Like it or not, spending considerable time in the forex arena is bound to take over some aspects of your life and that’s not necessarily a bad thing. How many of these have you experienced?
1. You automatically think of the worst case scenario.
As forex traders, we’ve gotten used to anticipating potential factors that might invalidate a trade idea.
Before opening positions, we normally look ahead to see if there are any events that could cause price to move against our expectations so that the proper risk management strategies can be put in place.
It’s not that we’re being pessimistic all the time. It’s just that we’ve repeated the process of thinking about what might possibly go wrong so many times that it can become a habit even in day-to-day situations.
Heck, I’ve got my forex trading experience to thank when I’m able to apply this process easily while making major life decisions!
2. You tend to overthink.
When coming up with a setup, traders are encouraged to consider various market scenarios that could influence the trade one way or another.
This often involves thinking about what might happen if a report comes in below or above expectations and what kind of trade adjustments need to be made then.
It’s no surprise that we can sometimes get too caught up imagining all the different scenarios that can take place, even if it just involves making a very simple decision.

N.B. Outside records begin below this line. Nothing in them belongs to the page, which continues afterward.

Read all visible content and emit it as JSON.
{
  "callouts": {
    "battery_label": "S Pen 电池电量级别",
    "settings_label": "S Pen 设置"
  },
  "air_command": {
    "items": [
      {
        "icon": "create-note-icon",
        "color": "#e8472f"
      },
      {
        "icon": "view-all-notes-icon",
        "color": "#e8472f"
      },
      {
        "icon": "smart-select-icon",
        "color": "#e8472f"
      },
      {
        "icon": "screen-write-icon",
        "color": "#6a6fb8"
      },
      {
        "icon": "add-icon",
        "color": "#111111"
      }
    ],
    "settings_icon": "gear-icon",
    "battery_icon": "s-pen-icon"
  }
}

It’s great to have all the bases covered but this can also be crippling sometimes, as you might feel overwhelmed and wind up not taking any action at all.

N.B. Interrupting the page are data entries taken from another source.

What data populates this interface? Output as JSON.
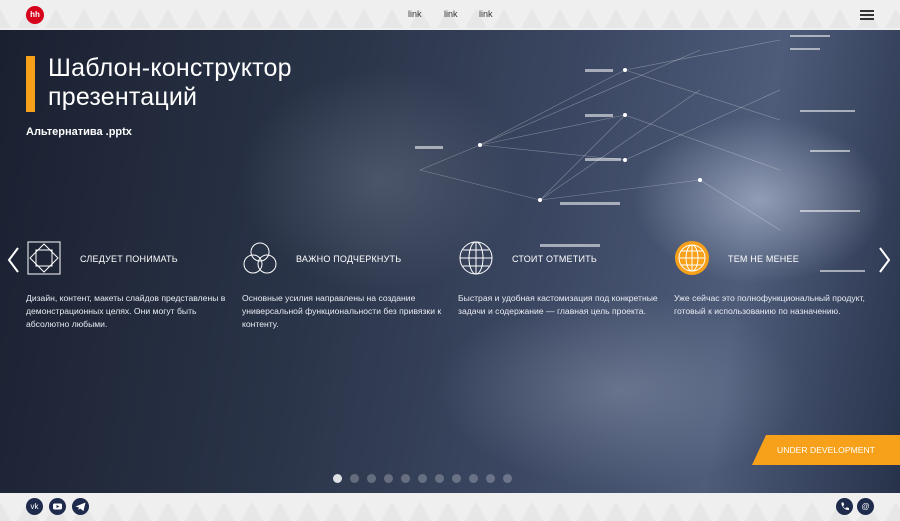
{
  "header": {
    "logo_text": "hh",
    "nav_links": [
      "link",
      "link",
      "link"
    ]
  },
  "hero": {
    "title": "Шаблон-конструктор презентаций",
    "subtitle": "Альтернатива .pptx",
    "features": [
      {
        "icon": "square-diamond-icon",
        "heading": "Следует понимать",
        "text": "Дизайн, контент, макеты слайдов представлены в демонстрационных целях. Они могут быть абсолютно любыми."
      },
      {
        "icon": "three-circles-icon",
        "heading": "Важно подчеркнуть",
        "text": "Основные усилия направлены на создание универсальной функциональности без привязки к контенту."
      },
      {
        "icon": "globe-icon",
        "heading": "Стоит отметить",
        "text": "Быстрая и удобная кастомизация под конкретные задачи и содержание — главная цель проекта."
      },
      {
        "icon": "globe-filled-icon",
        "heading": "Тем не менее",
        "text": "Уже сейчас это полнофункциональный продукт, готовый к использованию по назначению."
      }
    ],
    "badge": "Under development",
    "slide_count": 11,
    "active_slide": 1
  },
  "footer": {
    "social": [
      "vk-icon",
      "youtube-icon",
      "telegram-icon"
    ],
    "contacts": [
      "phone-icon",
      "email-icon"
    ]
  },
  "colors": {
    "accent": "#f7a11a",
    "brand_red": "#d6001c",
    "dark_button": "#1f2b4d"
  }
}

3. You can manage your expectations and reactions.
Planning trades and making trading decisions along the way also involves looking at the bigger picture.
Enough forex trading experience allows one to understand why some top-tier reports or central bank announcements don’t generate huge price reactions when expectations have been priced in for quite some time or when markets are operating under a different context.

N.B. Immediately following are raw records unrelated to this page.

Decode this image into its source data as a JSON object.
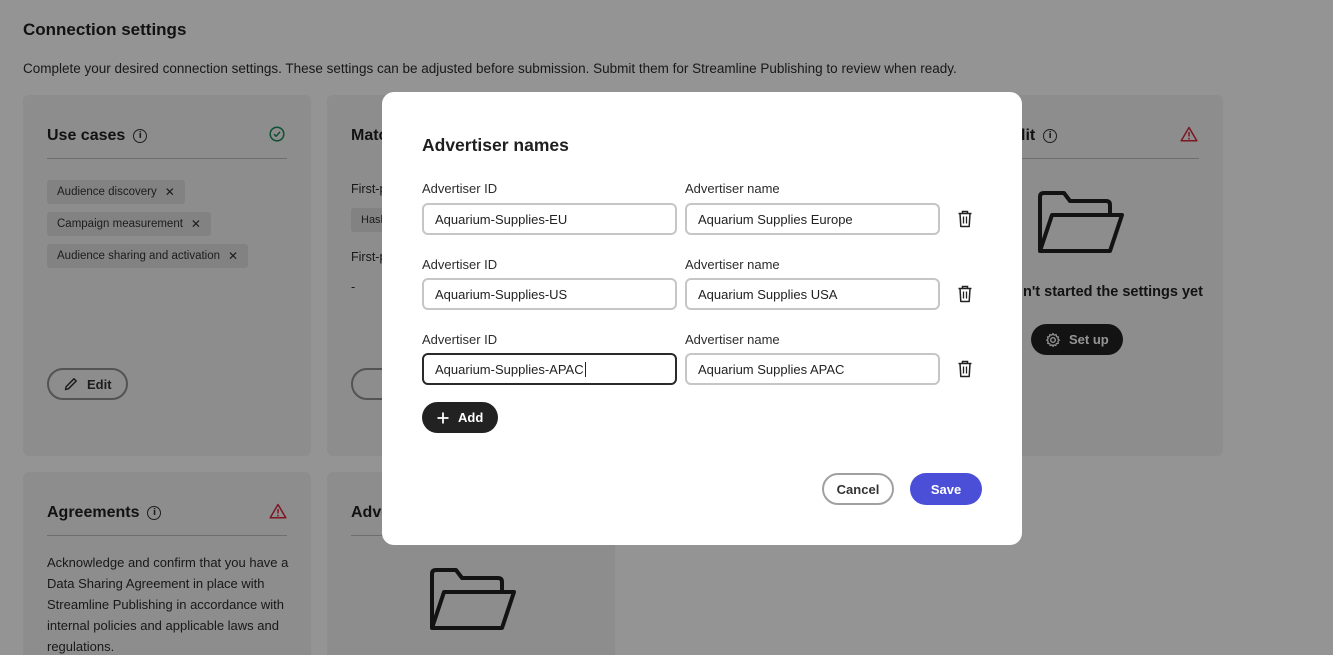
{
  "page": {
    "title": "Connection settings",
    "description": "Complete your desired connection settings. These settings can be adjusted before submission. Submit them for Streamline Publishing to review when ready."
  },
  "cards": {
    "use_cases": {
      "title": "Use cases",
      "status": "complete",
      "tags": [
        "Audience discovery",
        "Campaign measurement",
        "Audience sharing and activation"
      ],
      "edit_label": "Edit"
    },
    "match": {
      "title_partial": "Matc",
      "line1": "First-p",
      "tag_partial": "Hash",
      "line2": "First-p",
      "dash": "-"
    },
    "right": {
      "title_partial": "lit",
      "status": "warning",
      "empty_text": "n't started the settings yet",
      "setup_label": "Set up"
    },
    "agreements": {
      "title": "Agreements",
      "status": "warning",
      "text": "Acknowledge and confirm that you have a Data Sharing Agreement in place with Streamline Publishing in accordance with internal policies and applicable laws and regulations."
    },
    "advertiser": {
      "title_partial": "Adve"
    }
  },
  "modal": {
    "title": "Advertiser names",
    "id_label": "Advertiser ID",
    "name_label": "Advertiser name",
    "rows": [
      {
        "id": "Aquarium-Supplies-EU",
        "name": "Aquarium Supplies Europe"
      },
      {
        "id": "Aquarium-Supplies-US",
        "name": "Aquarium Supplies USA"
      },
      {
        "id": "Aquarium-Supplies-APAC",
        "name": "Aquarium Supplies APAC"
      }
    ],
    "add_label": "Add",
    "cancel_label": "Cancel",
    "save_label": "Save"
  },
  "colors": {
    "success": "#1a8a5a",
    "warning": "#d7263d",
    "primary": "#4b4fd8",
    "overlay": "rgba(0,0,0,0.42)"
  }
}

In general, this helps us put things in perspective. If several factors line up to shape your expectations for a particular event, you normally don’t overreact even while others do. If a surprise comes up, you’re able to take time to rationalize and adjust your biases.
4. You move on rather quickly.
Every forex trader has had his or her share of losses and, while it may be frustrating at first, you eventually learned how to move on from these.
Even seasoned traders still undergo losing trades or large drawdowns from time to time, but they’ve grown mentally and emotionally strong enough to – as Taylor Swift would say – just shake it off, shake it off.
Of course this does not mean that trading can turn us into a robots like Robopip and be completely devoid of negative emotions. It’s just that several instances of trying to bounce back from a loss and being able to do so have allowed us to be more confident about overcoming minor setbacks in trading and in life.
5. You shake your head when you see the spreads on the foreign exchange counters in airports.
Prior to starting your trading career, you probably didn’t pay much attention to currency prices in foreign exchange counters. At best, you might’ve just compared whether it’s cheaper to buy foreign currency in banks or in airports then just handed over your cash without further thought.
But now that you’ve spent a considerable amount of time watching the charts and taking note of where certain pairs are trading at the end of the day or week, you’ve most likely expressed disbelief upon seeing the buy-sell prices in commercial forex counters. “300-pip spread? Are you kidding me?!”